Grasso Pav. Lan. v. Five Twenty-One, No. Cv91 0120669 S (Jan. 30, 1992)

[EDITOR'S NOTE: This case is unpublished as indicated by the issuing court.] MEMORANDUM OF DECISION The complaint in the above entitled matter seeks the foreclosure of a mechanic's lien, as well as other relief, and arises out of the performance of paving work by the plaintiff for the defendant corporation. The defendant has moved to strike the complaint on the ground that the complaint fails to make allegations necessary to recover under the Connecticut Home Improvement Act.
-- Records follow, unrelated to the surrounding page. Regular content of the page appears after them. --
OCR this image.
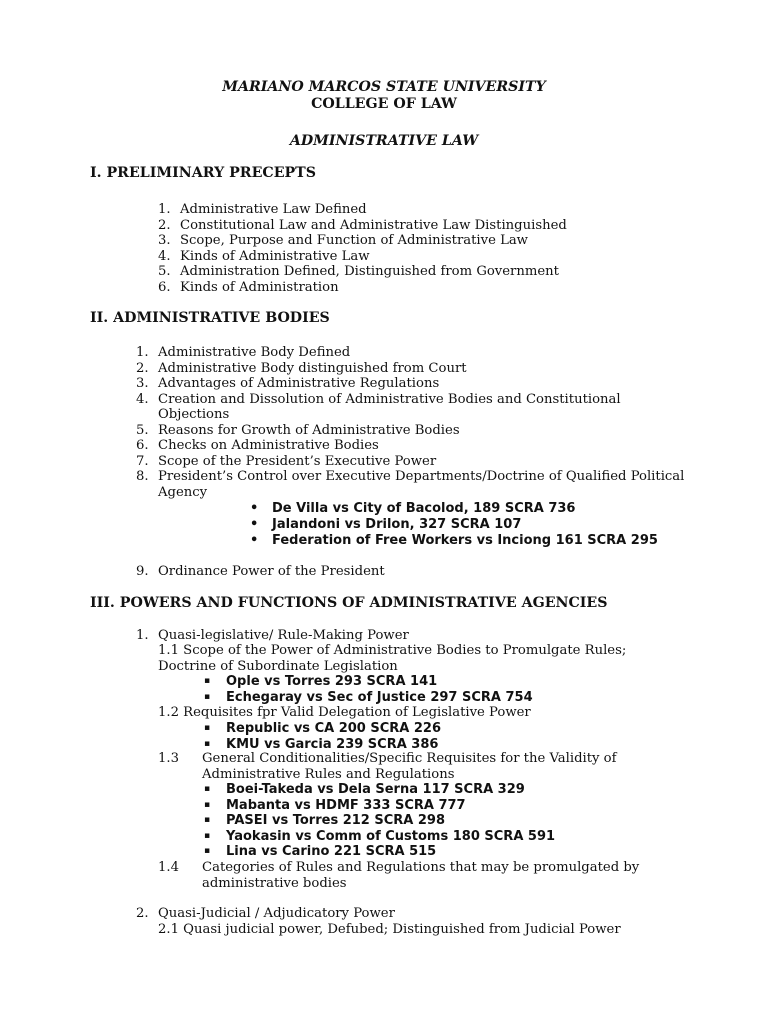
MARIANO MARCOS STATE UNIVERSITY
COLLEGE OF LAW
ADMINISTRATIVE LAW
I. PRELIMINARY PRECEPTS
1. Administrative Law Defined
2. Constitutional Law and Administrative Law Distinguished
3. Scope, Purpose and Function of Administrative Law
4. Kinds of Administrative Law
5. Administration Defined, Distinguished from Government
6. Kinds of Administration
II. ADMINISTRATIVE BODIES
1. Administrative Body Defined
2. Administrative Body distinguished from Court
3. Advantages of Administrative Regulations
4. Creation and Dissolution of Administrative Bodies and Constitutional Objections
5. Reasons for Growth of Administrative Bodies
6. Checks on Administrative Bodies
7. Scope of the President’s Executive Power
8. President’s Control over Executive Departments/Doctrine of Qualified Political Agency
• De Villa vs City of Bacolod, 189 SCRA 736
• Jalandoni vs Drilon, 327 SCRA 107
• Federation of Free Workers vs Inciong 161 SCRA 295
9. Ordinance Power of the President
III. POWERS AND FUNCTIONS OF ADMINISTRATIVE AGENCIES
1. Quasi-legislative/ Rule-Making Power
1.1 Scope of the Power of Administrative Bodies to Promulgate Rules; Doctrine of Subordinate Legislation
▪ Ople vs Torres 293 SCRA 141
▪ Echegaray vs Sec of Justice 297 SCRA 754
1.2 Requisites fpr Valid Delegation of Legislative Power
▪ Republic vs CA 200 SCRA 226
▪ KMU vs Garcia 239 SCRA 386
1.3 General Conditionalities/Specific Requisites for the Validity of Administrative Rules and Regulations
▪ Boei-Takeda vs Dela Serna 117 SCRA 329
▪ Mabanta vs HDMF 333 SCRA 777
▪ PASEI vs Torres 212 SCRA 298
▪ Yaokasin vs Comm of Customs 180 SCRA 591
▪ Lina vs Carino 221 SCRA 515
1.4 Categories of Rules and Regulations that may be promulgated by administrative bodies
2. Quasi-Judicial / Adjudicatory Power
2.1 Quasi judicial power, Defubed; Distinguished from Judicial Power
However, there is no allegation contained in the complaint which compels a conclusion that the claim asserted falls within the definition of a "home improvement" as set forth in General Statutes Section 20-419 (4). In support of its motion to strike, the defendant has appended certain documents which are claimed to support its position. In determining a motion to strike, the court must construe the facts and the pleading in a manner most favorable to the non-moving party and, if the facts provable under the pleading support a cause of action, the motion to strike must fail. Rowe v. Godow, 209 Conn. 273, 278 (1988); Mingachos v. CBS,196 Conn. 91, 109 (1985). The court is also limited by the allegations contained in the pleading and cannot be aided by the assumption of facts that not therein alleged. Fraser v. Henninger,173 Conn. 52, 60 (1977); Connecticut State Oil Co., v. Carbone,36 Conn. Super. Ct. 181, 182-183 (1979).

Accordingly, since there is nothing contained in the complaint compelling the conclusion that the Home Improvement Act is involved in the litigation, the motion to strike is denied.